Overall, the Hash_map lookup speed is faster than map, and the lookup speed is basic and the data data size is the constant level, and the map lookup speed is the log (n) level. Not necessarily the constant is smaller than log (n), hash and hash function time-consuming, understand, if you consider efficiency, especially when the element reaches a certain order of magnitude, consider hash_map. But if you are particularly strict about memory usage, and you want the program to consume as little memory as possible, be careful, hash_map may embarrass you, especially if your hash_map object is so special, you're more out of control, and Hash_map's construction is slow.

Do you know how to choose now? Weigh three factors: find speed, amount of data, memory usage.

Trie Tree Double Array Dictionary lookup tree

The trie tree can be used for general dictionary searches as well as for index lookups.
Each node corresponds to a state of the DFA and the terminating state is the end of the lookup. The process of orderly finding is equivalent to the constant transformation of state
For a given string A1,a2,a3,..., an. Search by Trie tree to complete the search by N times. But it seems that there is no B-tree search efficiency is high, B-Tree search algorithm complexity of LOGT (N+1/2). When t tends to be large, search efficiency becomes efficient. No wonder DB2 's access memory is set to a page size of virtual memory, and the frame switching frequency is reduced without the need for frequent page switching.
Below we have and,as,at,cn,com these keywords, then how to build trie tree?

From the above figure, we can find some interesting features more or less.

First: The root node does not contain characters, and each child node outside of the root node contains a single character.

Second: From the root node to a node, the characters that pass through the path are concatenated, which is the corresponding string for that node.

Third: The common prefix for each word is saved as a character node.

Scope of Use:

Now that we learn trie tree, we must know what this thing is for.

First: Word frequency statistics.

May be someone to say, the word frequency statistics simple ah, a hash or a heap can be finished, but the problem comes, if the memory is limited? can still be so

Do you play?

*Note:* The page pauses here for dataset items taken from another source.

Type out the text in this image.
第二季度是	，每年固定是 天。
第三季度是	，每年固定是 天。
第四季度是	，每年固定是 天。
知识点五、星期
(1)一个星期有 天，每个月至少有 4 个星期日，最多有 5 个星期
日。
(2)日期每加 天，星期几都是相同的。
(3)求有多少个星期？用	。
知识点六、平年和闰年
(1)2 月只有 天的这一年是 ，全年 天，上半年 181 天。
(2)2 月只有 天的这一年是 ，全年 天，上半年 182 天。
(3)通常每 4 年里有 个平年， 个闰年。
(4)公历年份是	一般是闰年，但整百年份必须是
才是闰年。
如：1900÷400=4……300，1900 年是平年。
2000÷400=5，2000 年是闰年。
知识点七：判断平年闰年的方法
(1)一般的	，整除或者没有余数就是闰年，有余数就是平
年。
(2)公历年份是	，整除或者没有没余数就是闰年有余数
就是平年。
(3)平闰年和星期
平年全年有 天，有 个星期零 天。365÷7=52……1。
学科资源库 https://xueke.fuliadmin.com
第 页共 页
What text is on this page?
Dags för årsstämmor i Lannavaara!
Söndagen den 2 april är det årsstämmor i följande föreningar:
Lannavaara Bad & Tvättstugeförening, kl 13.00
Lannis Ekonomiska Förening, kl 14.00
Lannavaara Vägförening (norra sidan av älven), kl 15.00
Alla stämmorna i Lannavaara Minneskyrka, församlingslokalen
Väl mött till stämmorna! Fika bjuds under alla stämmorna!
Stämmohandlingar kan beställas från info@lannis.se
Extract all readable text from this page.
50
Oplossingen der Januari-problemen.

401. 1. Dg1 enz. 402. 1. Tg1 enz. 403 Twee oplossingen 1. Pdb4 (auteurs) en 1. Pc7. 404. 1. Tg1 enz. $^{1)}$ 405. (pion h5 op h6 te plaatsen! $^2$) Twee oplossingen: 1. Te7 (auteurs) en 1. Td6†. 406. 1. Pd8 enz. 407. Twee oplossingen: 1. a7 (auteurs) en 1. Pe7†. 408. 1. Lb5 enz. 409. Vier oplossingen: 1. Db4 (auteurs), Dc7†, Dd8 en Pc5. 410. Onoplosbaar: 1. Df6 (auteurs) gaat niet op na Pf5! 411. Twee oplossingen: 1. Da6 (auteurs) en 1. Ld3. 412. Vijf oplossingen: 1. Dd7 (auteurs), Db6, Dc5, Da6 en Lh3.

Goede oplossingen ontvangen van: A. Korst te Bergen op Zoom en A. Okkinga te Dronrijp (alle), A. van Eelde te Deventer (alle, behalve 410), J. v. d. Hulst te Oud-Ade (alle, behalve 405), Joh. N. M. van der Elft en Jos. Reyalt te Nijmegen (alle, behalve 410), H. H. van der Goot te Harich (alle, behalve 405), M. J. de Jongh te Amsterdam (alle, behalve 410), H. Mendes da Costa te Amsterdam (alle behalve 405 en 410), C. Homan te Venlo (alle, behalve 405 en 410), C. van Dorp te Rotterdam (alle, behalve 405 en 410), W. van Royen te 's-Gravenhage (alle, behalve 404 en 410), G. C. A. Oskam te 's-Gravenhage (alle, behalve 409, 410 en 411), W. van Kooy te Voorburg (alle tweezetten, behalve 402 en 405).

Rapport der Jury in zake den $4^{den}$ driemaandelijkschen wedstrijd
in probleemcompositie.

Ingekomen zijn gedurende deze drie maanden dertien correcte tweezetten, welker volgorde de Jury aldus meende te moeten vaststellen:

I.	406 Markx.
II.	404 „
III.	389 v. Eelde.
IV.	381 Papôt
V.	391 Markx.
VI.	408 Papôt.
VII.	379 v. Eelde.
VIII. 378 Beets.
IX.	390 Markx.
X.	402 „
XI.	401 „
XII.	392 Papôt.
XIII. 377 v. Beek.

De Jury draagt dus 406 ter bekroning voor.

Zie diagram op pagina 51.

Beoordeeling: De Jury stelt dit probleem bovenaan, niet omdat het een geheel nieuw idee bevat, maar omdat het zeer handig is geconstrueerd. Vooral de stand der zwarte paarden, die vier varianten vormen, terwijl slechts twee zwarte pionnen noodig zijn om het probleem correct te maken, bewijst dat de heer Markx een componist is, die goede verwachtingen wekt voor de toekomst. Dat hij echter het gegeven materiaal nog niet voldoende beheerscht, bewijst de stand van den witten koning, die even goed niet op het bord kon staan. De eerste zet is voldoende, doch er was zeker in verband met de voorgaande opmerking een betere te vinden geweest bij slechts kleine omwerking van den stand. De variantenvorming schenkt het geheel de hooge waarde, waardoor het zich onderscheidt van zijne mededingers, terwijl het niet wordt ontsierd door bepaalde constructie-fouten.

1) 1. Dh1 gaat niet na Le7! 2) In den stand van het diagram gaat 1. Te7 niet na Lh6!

So here we can use the trie tree to compress the space, because the public prefix is saved with a node.

Second: prefix matching

Take the above picture, if I want to get all the strings starting with "a", it is obvious that: And,as,at, if not trie tree,

What are you going to do about it? It is clear that the simple practice of Time complexity O (N2), then the trie tree is not the same, it can do h,h for you to retrieve the length of the word,

It can be said that this is the effect of the second kill.

For example: There is a string "and" with a number 1, we want to insert into the trie tree, using the idea of dynamic planning, the number "1" is counted into the node of each path,

Then we'll find the number of the string "A", "an", "and" prefixed with a lot of ease.

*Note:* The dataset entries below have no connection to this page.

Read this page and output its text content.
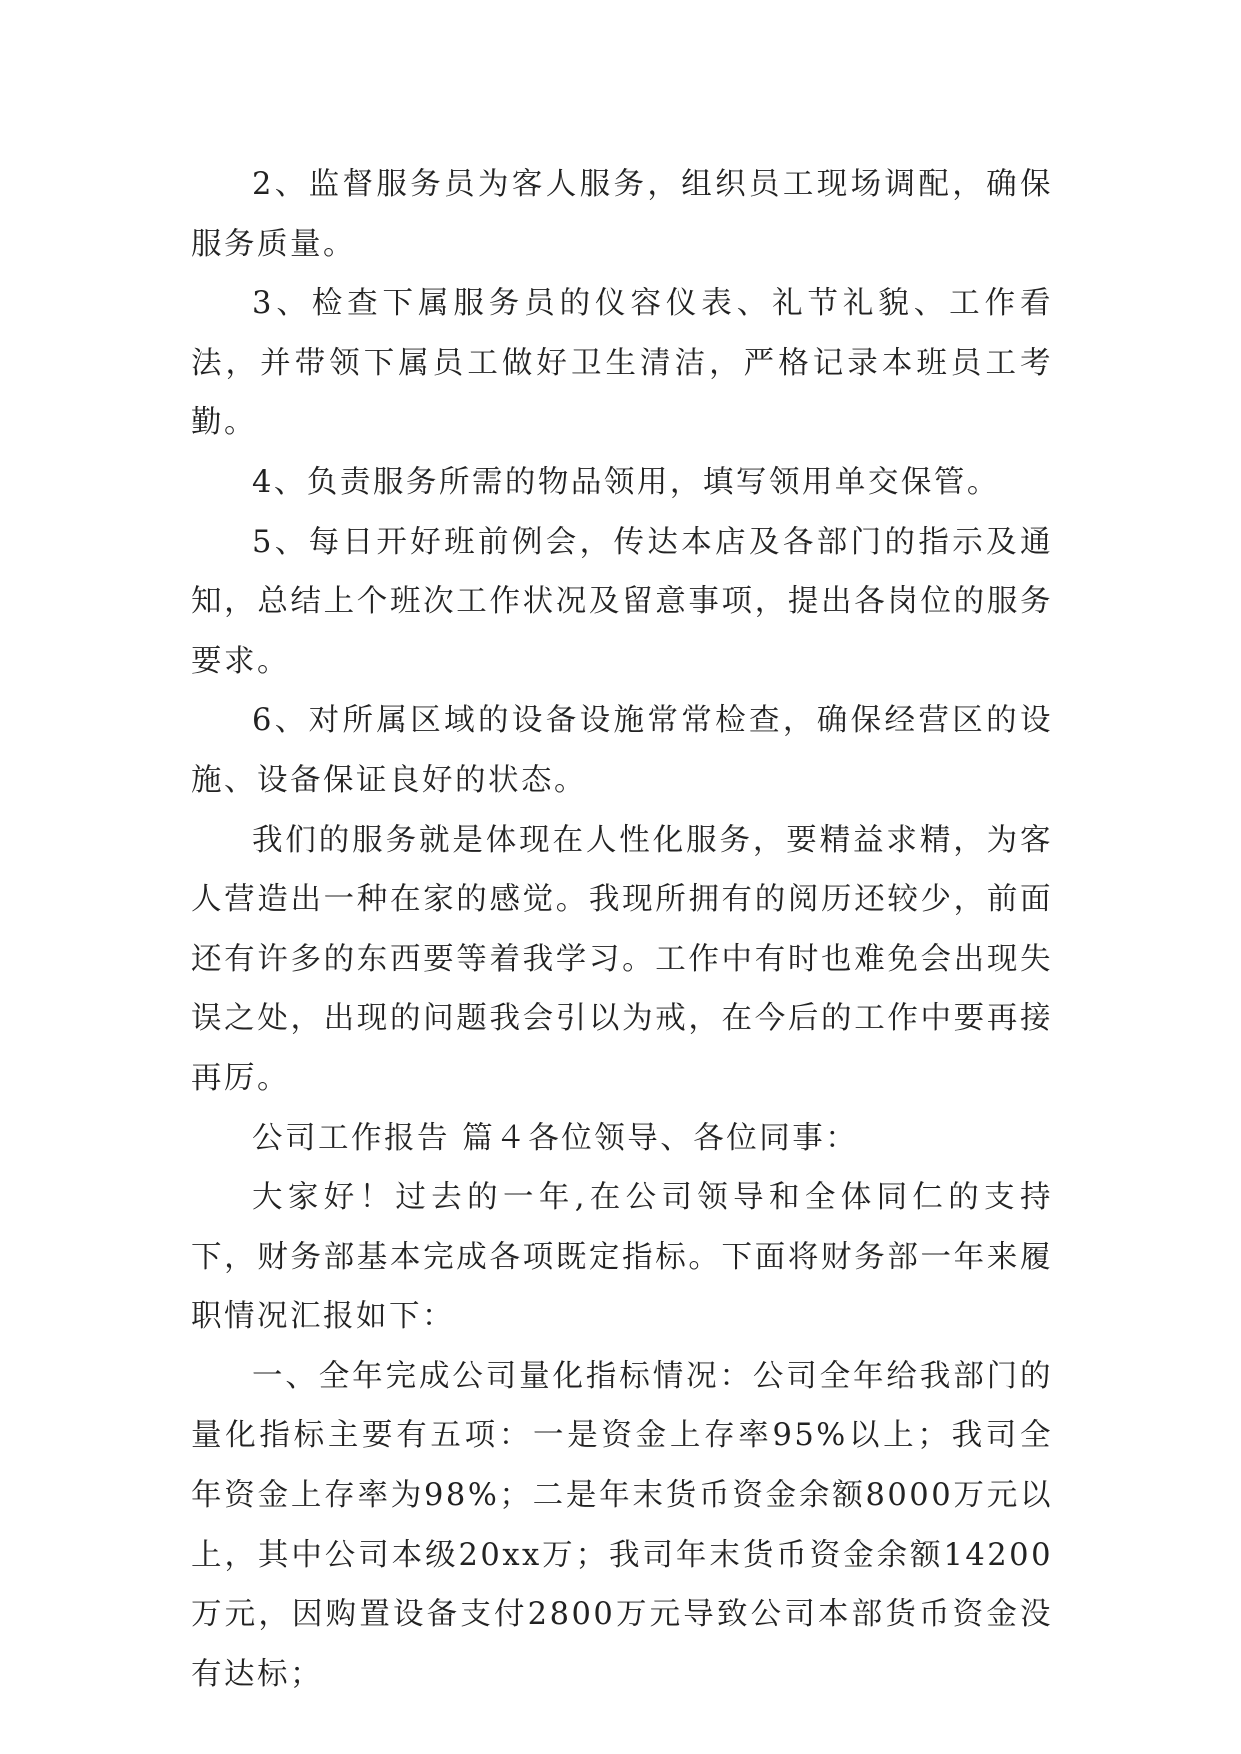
2、监督服务员为客人服务，组织员工现场调配，确保服务质量。

3、检查下属服务员的仪容仪表、礼节礼貌、工作看法，并带领下属员工做好卫生清洁，严格记录本班员工考勤。

4、负责服务所需的物品领用，填写领用单交保管。

5、每日开好班前例会，传达本店及各部门的指示及通知，总结上个班次工作状况及留意事项，提出各岗位的服务要求。

6、对所属区域的设备设施常常检查，确保经营区的设施、设备保证良好的状态。

我们的服务就是体现在人性化服务，要精益求精，为客人营造出一种在家的感觉。我现所拥有的阅历还较少，前面还有许多的东西要等着我学习。工作中有时也难免会出现失误之处，出现的问题我会引以为戒，在今后的工作中要再接再厉。

公司工作报告 篇４各位领导、各位同事：

大家好！过去的一年,在公司领导和全体同仁的支持下，财务部基本完成各项既定指标。下面将财务部一年来履职情况汇报如下：

一、全年完成公司量化指标情况：公司全年给我部门的量化指标主要有五项：一是资金上存率95%以上；我司全年资金上存率为98%；二是年末货币资金余额8000万元以上，其中公司本级20xx万；我司年末货币资金余额14200万元，因购置设备支付2800万元导致公司本部货币资金没有达标；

"Go" B-tree, B-tree, + + tree, b* tree, red black tree, binary sort tree, trie tree double Array Dictionary Find tree Introduction

Related Article

Contact Us

The content source of this page is from Internet, which doesn't represent Alibaba Cloud's opinion; products and services mentioned on that page don't have any relationship with Alibaba Cloud. If the content of the page makes you feel confusing, please write us an email, we will handle the problem within 5 days after receiving your email.

If you find any instances of plagiarism from the community, please send an email to: info-contact@alibabacloud.com and provide relevant evidence. A staff member will contact you within 5 working days.

A Free Trial That Lets You Build Big!

Start building with 50+ products and up to 12 months usage for Elastic Compute Service

  • Sales Support

    1 on 1 presale consultation

  • After-Sales Support

    24/7 Technical Support 6 Free Tickets per Quarter Faster Response

  • Alibaba Cloud offers highly flexible support services tailored to meet your exact needs.